Two functions are available, both returning a PlanePickHit with worldPosition and distance:
pickGroundPosition casts against a horizontal plane at a given Y height. planeY defaults to 0.
let state = getXRSpatialInputState()
if state.spatialTapActive {
if let hit = pickGroundPosition(
rayOrigin: state.rayOriginWorld,
rayDirection: state.rayDirectionWorld,
planeY: 0.0
) {
Logger.log(message: "Virtual ground hit", vector: hit.worldPosition)
}
}Use planeY to match a raised or sunken surface — for example planeY: 0.75 for a table-height virtual plane.

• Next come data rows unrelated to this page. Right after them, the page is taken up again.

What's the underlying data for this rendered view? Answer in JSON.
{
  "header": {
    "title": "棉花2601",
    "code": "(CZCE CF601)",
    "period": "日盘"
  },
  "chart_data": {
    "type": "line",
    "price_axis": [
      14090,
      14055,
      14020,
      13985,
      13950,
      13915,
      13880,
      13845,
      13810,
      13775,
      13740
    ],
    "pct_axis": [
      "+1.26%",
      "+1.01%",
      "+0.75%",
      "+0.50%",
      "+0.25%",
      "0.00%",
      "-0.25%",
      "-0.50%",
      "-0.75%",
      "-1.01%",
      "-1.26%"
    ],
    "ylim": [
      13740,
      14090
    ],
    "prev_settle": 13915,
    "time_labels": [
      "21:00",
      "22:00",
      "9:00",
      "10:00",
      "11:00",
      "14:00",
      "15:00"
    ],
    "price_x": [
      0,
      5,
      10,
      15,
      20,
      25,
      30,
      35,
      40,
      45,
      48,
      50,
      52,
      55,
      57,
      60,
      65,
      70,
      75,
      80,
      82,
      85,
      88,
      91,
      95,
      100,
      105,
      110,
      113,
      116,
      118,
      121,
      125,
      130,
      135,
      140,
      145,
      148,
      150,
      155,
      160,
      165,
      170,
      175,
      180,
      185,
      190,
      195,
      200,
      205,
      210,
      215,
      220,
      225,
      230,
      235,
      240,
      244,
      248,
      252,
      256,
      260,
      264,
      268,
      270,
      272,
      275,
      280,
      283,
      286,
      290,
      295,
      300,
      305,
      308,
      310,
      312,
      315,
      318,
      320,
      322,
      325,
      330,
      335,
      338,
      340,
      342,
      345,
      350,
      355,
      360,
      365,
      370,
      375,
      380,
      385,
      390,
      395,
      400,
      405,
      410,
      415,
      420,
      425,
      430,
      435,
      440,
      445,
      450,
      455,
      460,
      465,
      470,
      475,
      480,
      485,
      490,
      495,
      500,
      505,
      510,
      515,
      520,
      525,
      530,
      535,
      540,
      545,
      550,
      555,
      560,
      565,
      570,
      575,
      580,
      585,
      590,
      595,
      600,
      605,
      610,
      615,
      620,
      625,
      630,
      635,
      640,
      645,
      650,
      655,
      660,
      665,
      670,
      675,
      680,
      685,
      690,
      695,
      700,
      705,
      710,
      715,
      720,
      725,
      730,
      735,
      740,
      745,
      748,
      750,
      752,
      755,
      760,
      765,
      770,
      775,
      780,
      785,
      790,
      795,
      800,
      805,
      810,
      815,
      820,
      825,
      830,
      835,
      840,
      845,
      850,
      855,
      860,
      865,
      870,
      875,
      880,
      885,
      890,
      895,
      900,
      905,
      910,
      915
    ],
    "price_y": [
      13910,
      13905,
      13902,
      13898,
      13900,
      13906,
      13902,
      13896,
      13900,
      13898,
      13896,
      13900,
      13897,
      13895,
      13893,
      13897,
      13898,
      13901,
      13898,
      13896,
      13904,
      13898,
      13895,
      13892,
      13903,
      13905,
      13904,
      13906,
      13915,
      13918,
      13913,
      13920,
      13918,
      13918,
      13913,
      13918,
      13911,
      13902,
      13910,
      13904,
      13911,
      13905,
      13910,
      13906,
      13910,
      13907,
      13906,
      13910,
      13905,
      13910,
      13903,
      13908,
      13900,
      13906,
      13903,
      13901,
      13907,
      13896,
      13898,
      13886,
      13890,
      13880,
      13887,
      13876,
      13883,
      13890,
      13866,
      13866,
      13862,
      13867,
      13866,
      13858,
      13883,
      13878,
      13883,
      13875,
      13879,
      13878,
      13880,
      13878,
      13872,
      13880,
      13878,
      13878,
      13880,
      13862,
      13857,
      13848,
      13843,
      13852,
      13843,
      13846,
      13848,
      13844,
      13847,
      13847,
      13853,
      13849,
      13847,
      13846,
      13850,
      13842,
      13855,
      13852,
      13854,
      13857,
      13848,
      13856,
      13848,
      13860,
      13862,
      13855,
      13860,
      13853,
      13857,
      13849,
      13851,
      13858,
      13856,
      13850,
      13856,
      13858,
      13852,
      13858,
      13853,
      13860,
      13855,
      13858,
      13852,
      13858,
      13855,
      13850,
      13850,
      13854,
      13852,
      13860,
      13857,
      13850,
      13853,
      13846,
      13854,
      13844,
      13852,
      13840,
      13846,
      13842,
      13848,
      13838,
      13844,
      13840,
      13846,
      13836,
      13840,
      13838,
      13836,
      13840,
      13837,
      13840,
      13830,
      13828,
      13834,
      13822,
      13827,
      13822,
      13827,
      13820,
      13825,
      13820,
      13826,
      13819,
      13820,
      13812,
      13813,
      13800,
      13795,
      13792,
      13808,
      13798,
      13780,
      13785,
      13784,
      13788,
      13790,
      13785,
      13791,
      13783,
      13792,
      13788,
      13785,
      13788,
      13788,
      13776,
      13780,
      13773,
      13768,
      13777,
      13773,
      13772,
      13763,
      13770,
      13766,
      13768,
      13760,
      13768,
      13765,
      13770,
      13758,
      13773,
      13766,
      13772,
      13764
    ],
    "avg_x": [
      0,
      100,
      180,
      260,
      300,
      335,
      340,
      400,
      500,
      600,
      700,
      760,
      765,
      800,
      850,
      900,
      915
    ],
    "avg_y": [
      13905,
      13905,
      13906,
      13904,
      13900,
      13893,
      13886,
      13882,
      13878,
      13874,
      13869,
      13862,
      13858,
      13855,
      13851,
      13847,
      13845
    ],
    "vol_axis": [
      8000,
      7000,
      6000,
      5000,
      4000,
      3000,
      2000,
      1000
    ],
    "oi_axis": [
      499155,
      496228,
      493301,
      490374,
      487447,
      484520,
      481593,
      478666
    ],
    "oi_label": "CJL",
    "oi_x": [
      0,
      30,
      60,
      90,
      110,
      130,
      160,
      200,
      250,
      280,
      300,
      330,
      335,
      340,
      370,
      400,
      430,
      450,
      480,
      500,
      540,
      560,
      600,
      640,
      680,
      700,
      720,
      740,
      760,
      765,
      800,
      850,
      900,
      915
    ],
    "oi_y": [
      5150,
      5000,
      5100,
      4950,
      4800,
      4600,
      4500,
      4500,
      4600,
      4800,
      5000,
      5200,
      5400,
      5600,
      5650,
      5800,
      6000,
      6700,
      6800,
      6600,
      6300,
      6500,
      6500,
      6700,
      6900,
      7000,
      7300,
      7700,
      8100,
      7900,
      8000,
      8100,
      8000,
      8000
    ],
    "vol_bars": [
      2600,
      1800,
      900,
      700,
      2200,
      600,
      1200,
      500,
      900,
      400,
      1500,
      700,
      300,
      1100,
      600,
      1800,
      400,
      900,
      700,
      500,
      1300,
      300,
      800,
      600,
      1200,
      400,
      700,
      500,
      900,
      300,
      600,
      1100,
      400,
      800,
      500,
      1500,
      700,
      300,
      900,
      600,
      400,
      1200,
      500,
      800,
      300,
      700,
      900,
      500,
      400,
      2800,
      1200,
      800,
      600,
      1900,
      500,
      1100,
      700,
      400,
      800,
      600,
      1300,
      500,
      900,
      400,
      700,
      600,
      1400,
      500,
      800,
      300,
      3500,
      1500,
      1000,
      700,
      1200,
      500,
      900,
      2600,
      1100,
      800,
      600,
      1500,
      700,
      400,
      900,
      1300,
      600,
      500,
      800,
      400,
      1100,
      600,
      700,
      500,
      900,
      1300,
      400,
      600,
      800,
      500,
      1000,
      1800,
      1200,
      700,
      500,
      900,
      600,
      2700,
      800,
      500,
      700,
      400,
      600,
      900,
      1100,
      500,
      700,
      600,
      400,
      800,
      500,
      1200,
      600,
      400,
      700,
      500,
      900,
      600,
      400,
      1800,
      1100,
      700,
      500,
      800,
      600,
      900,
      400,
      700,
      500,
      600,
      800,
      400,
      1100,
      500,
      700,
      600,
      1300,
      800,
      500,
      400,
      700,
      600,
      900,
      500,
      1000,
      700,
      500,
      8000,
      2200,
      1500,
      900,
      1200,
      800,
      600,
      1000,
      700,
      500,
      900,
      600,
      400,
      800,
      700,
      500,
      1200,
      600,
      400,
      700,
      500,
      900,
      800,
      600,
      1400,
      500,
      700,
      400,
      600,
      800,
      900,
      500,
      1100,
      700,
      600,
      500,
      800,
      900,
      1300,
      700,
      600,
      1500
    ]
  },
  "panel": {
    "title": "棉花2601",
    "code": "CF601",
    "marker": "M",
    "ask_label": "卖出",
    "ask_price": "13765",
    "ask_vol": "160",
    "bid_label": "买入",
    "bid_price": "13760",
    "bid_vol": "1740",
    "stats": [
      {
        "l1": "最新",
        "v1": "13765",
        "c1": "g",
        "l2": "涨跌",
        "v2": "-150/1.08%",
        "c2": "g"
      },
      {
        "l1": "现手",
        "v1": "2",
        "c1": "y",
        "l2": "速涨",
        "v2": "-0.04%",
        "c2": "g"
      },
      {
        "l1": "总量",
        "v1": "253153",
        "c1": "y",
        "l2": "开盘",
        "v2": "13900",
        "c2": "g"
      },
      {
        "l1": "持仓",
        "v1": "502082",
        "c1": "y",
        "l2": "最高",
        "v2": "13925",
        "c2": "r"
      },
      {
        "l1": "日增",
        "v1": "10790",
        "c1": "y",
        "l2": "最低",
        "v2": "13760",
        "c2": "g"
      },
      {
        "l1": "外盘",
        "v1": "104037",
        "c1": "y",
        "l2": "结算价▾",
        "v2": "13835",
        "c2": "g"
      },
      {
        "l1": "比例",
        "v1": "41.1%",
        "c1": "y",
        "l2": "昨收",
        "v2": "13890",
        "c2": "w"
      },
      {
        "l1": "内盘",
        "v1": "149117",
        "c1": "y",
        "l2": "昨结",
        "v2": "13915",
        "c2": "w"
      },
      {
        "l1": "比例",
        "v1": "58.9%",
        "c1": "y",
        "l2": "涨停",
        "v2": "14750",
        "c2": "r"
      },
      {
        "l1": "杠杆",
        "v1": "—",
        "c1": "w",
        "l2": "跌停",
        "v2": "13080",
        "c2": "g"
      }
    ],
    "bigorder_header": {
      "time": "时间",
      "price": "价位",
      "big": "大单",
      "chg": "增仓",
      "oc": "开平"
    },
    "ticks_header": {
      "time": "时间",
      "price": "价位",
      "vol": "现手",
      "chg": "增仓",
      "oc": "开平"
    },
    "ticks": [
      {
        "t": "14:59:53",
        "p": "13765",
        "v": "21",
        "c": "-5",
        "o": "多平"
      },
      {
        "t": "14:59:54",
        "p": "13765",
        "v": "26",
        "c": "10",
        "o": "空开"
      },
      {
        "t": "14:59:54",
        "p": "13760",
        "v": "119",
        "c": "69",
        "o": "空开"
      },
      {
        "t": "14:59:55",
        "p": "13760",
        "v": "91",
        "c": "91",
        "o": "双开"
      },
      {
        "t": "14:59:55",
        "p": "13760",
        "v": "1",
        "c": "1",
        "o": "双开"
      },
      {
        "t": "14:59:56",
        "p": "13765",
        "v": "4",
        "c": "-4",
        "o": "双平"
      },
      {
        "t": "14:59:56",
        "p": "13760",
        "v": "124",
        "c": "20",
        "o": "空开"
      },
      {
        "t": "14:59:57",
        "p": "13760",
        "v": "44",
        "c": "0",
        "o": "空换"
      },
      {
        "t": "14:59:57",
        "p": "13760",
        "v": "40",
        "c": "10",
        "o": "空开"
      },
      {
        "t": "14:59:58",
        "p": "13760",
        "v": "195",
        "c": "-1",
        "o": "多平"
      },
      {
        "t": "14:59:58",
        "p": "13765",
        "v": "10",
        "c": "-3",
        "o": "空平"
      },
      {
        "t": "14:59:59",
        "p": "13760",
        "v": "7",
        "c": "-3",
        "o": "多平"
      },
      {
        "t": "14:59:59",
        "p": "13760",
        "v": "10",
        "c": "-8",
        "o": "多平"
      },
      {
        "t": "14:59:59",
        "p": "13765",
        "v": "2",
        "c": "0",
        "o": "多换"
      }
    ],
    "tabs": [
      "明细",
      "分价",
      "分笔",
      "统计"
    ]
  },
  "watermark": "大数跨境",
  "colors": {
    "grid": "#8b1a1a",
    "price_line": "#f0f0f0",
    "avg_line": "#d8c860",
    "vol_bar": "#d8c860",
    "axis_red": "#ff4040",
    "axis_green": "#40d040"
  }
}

pickPlanePosition casts against any plane defined by a world-space point and normal.
let state = getXRSpatialInputState()
if state.spatialTapActive {
// Vertical plane facing +Z, passing through the origin
if let hit = pickPlanePosition(
rayOrigin: state.rayOriginWorld,
rayDirection: state.rayDirectionWorld,
planePoint: simd_float3(0, 0, 0),
planeNormal: simd_float3(0, 0, 1)
) {
Logger.log(message: "Virtual wall hit", vector: hit.worldPosition)
}
}planePoint can be any point that lies on the plane — the normal does not need to be pre-normalized.
| Goal | Function to use |
|---|---|
Snap to engine ground (Y = 0) |
pickGroundPosition |
| Snap to a raised virtual surface | pickGroundPosition(planeY:) |
| Cast against a wall or angled surface you defined | pickPlanePosition |
| Cast against an ARKit-detected physical surface | pickRealSurfacePosition |
Both pickGroundPosition and pickPlanePosition automatically account for scene root transforms, so the math stays correct even when the scene has been translated or rotated.
Use these free functions for spatial manipulation. They all delegate to SpatialManipulationSystem internally so you never need to reference the shared singleton directly.
-
processPinchTransformLifecycle(from:)Recommended default. Handles translation + twist rotation lifecycle safely. -
applyPinchDragIfNeeded(from:entityId:sensitivity:)Lower-level translation helper if you want full control. -
processAnchoredPinchDragLifecycle(from:entityId:sensitivity:dragPlane:positionTransform:)Anchored drag for a single entity. Applies absolute displacement from gesture start, optionally constrained by world-axis displacement filtering. -
processAnchoredSceneDragLifecycle(from:sensitivity:)Anchored drag for the entire scene root. Applies absolute displacement viatranslateSceneTo. -
endAnchoredSceneDrag()Manually ends an in-progress anchored scene drag session. -
processAnchoredSceneRotateLifecycle(from:sensitivity:)Anchored rotate for the entire scene root using two-hand pinch + twist. Applies absolute yaw viarotateSceneToYaw. -
endAnchoredSceneRotate()Manually ends an in-progress anchored scene rotate session. -
processAnchoredSceneManipulationLifecycle(from:dragSensitivity:rotateSensitivity:)Unified scene-root helper with drag/rotate arbitration to prevent gesture-fighting. -
endAnchoredSceneManipulation()Ends any in-progress unified scene manipulation (drag, rotate, or pending classification). -
applyTwoHandZoomIfNeeded(from:entityId:sensitivity:)Scales the picked entity (or its parent) using the two-hand spread/pinch gesture. -
applyTwoHandRotateIfNeeded(from:entityId:sensitivity:axisOverrideWorld:)Rotates the picked entity (or its parent) using the two-hand twist gesture. -
endSpatialManipulation()Ends the current pinch-transform manipulation session. -
resetSpatialManipulation()Resets all manipulation session state (use when changing modes or reloading scenes).